The Budgetary Consequences of the President’s Health Care Overhaul
The President’s health care law is a budget buster. Claims of deficit reduction exclude the $115 billion needed to implement the law. The score double-counts $521 billion from Social Security payroll taxes, CLASS Act premiums, and Medicare cuts. It strips a costly doc-fix provision that was included in initial score. It measures 10 years of revenues to offset 6 years of new spending. There is no question that the creation of a trillion dollar open-ended entitlement is a fiscal train wreck.
- Democrats continue to distort the consequences of their budget-busting health-care overhaul. Claims of deficit reduction often cite figures from the Congressional Budget Office, which reported last year that despite $2.6 trillion in new spending, the legislation as written would reduce deficits by $143 billion over ten years. (view chart)
Source: Congressional Budget Office
- To hide the true cost of their health-care overhaul, the Democrats loaded the overhaul with gimmicks and double-counting – and the CBO must score what is put in front of it. But once these gimmicks are accounted for, the bill would add over $700 billion in red ink over the next decade, as health-care costs send the debt spiraling out of control.
- The CBO score did not include the cost of setting up and administering the massive overhaul, including the cost of hiring new health-care bureaucrats to run the new spending programs, as well as thousands of IRS agents to enforce the new mandates.
Accounting for these discretionary appropriations would add $115 billion to the bill’s ten-year cost, all but wiping out its alleged “savings.” Source:Congressional Budget Office
- The new law double-counts an estimated $521 billion in alleged offsets:
Social Security will receive an additional $53 billion in higher payroll tax revenue as a result of the new law. Instead of setting aside this revenue for promised Social Security benefits, the bill spends it on new subsidies. Source: Congressional Budget Office
Democrats claim they are extending solvency of Medicare by cutting $398 billion from the program, but they simultaneously claim that these savings will offset new subsidy programs. CBO has made clear these savings cannot be used twice. Source: Congressional Budget Office
The Democrats’ bill created the CLASS program, a brand new long-term care entitlement. Over first ten years, program would take in $70 billion in premiums, but instead of setting money aside to pay for future benefits, the bill spends the premiums on new subsidies.
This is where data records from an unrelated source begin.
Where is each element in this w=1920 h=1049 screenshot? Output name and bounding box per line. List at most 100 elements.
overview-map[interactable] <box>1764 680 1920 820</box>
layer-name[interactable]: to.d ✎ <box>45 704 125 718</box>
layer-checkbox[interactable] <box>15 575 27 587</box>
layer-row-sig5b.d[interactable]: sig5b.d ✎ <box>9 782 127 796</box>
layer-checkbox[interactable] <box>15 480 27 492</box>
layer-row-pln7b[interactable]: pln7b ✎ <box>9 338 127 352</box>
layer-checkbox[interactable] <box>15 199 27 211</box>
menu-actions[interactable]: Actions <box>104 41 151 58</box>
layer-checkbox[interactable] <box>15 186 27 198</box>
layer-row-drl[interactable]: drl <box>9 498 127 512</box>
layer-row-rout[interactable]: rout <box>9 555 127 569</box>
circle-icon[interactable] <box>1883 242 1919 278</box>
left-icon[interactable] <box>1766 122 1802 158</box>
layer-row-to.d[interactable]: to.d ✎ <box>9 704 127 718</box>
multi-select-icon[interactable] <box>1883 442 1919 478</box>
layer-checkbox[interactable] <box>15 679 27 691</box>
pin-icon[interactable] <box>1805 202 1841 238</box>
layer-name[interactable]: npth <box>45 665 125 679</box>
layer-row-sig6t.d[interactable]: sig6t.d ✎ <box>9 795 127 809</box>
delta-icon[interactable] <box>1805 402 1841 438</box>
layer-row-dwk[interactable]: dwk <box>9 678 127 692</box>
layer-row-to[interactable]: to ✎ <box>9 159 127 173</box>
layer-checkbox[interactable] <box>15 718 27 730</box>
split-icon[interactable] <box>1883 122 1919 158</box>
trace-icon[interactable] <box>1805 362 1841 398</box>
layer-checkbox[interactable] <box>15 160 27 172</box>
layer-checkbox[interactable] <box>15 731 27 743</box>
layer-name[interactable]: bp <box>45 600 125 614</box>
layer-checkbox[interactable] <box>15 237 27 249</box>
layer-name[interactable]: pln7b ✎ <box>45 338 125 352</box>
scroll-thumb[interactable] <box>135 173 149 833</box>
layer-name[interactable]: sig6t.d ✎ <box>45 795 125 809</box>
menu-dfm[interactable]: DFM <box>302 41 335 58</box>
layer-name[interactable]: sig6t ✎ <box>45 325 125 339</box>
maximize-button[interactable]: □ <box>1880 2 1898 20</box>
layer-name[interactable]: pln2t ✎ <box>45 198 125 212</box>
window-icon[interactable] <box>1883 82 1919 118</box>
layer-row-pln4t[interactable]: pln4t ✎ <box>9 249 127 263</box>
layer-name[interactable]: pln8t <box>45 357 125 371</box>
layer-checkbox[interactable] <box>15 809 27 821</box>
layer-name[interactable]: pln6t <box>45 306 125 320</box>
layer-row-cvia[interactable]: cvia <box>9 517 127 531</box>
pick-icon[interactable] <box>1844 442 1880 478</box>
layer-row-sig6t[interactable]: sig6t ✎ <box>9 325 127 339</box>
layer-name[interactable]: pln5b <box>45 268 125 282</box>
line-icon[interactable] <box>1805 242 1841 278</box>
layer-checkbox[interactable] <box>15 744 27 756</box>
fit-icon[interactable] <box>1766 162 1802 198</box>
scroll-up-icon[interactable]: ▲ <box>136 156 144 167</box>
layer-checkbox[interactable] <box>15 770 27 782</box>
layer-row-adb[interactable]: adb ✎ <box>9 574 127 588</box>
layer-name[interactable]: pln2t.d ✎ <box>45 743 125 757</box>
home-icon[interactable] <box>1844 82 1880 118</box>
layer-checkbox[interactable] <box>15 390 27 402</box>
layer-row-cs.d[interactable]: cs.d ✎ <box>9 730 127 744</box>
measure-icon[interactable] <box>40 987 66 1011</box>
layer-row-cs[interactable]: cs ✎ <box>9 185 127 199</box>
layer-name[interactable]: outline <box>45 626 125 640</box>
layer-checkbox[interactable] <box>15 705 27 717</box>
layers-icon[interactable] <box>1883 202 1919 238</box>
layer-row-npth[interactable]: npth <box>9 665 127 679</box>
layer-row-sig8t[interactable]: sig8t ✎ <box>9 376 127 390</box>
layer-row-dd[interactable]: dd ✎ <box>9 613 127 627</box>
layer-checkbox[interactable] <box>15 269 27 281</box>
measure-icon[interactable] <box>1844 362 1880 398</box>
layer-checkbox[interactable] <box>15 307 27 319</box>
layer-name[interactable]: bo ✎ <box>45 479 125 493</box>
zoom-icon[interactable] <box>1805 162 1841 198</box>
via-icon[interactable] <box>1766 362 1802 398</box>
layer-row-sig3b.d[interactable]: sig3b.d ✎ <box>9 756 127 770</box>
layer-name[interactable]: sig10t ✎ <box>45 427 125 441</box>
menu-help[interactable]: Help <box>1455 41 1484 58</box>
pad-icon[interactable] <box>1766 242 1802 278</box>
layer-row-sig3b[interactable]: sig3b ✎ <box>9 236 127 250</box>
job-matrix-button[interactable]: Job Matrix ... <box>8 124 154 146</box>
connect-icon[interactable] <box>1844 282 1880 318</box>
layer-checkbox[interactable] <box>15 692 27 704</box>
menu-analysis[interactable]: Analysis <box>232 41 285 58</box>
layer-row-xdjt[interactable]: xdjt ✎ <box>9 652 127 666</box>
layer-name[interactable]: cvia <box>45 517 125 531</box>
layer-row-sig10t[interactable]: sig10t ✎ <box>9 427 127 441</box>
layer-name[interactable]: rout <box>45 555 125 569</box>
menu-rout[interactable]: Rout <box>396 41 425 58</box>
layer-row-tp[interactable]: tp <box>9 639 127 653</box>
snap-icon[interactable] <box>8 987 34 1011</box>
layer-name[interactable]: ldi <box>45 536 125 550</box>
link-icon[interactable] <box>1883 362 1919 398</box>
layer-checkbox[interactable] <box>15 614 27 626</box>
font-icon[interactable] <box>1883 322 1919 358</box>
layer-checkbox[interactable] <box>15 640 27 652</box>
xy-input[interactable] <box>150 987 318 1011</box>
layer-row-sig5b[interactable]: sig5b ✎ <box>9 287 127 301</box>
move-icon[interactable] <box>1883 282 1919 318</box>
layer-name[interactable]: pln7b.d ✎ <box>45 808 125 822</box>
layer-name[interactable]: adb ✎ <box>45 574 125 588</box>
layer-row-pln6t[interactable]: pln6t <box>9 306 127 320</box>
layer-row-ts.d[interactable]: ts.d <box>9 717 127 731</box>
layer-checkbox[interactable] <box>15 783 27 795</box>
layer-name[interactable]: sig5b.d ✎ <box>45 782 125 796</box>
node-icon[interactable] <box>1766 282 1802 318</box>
Senate Budget Chairman Kent Conrad called the CLASS Act: “A Ponzi scheme [that] Bernie Madoff would have been proud of.” Sources: Congressional Budget Office Washington Post
- The Democrats’ bill originally included the “doc fix” that CBO estimated would add $208 billion to the bill’s score. Democrats removed this provision to lower the bill’s CBO score, but promised doctors that they would enact the fix later, and did in fact pass a short-term prevention of cuts to physician payments last year, adding to the deficit. Souce: Congressional Budget Office
- Add it up – $115 billion in discretionary costs, plus $521 billion in double-counting, plus $208 billion for a long-term doc fix (minus the $143 billion of claimed savings) – and the law would add $701 billion to the deficit over the next ten years.
- In addition to the smoke and mirrors used to hide the deficit impact of the trillions of dollars in new spending, the law creates a brand new open-ended health care entitlement that will – unless repealed – exacerbate the spiraling cost of health care, explode our deficit and debt, and forever alter the relationship between the government and the American people.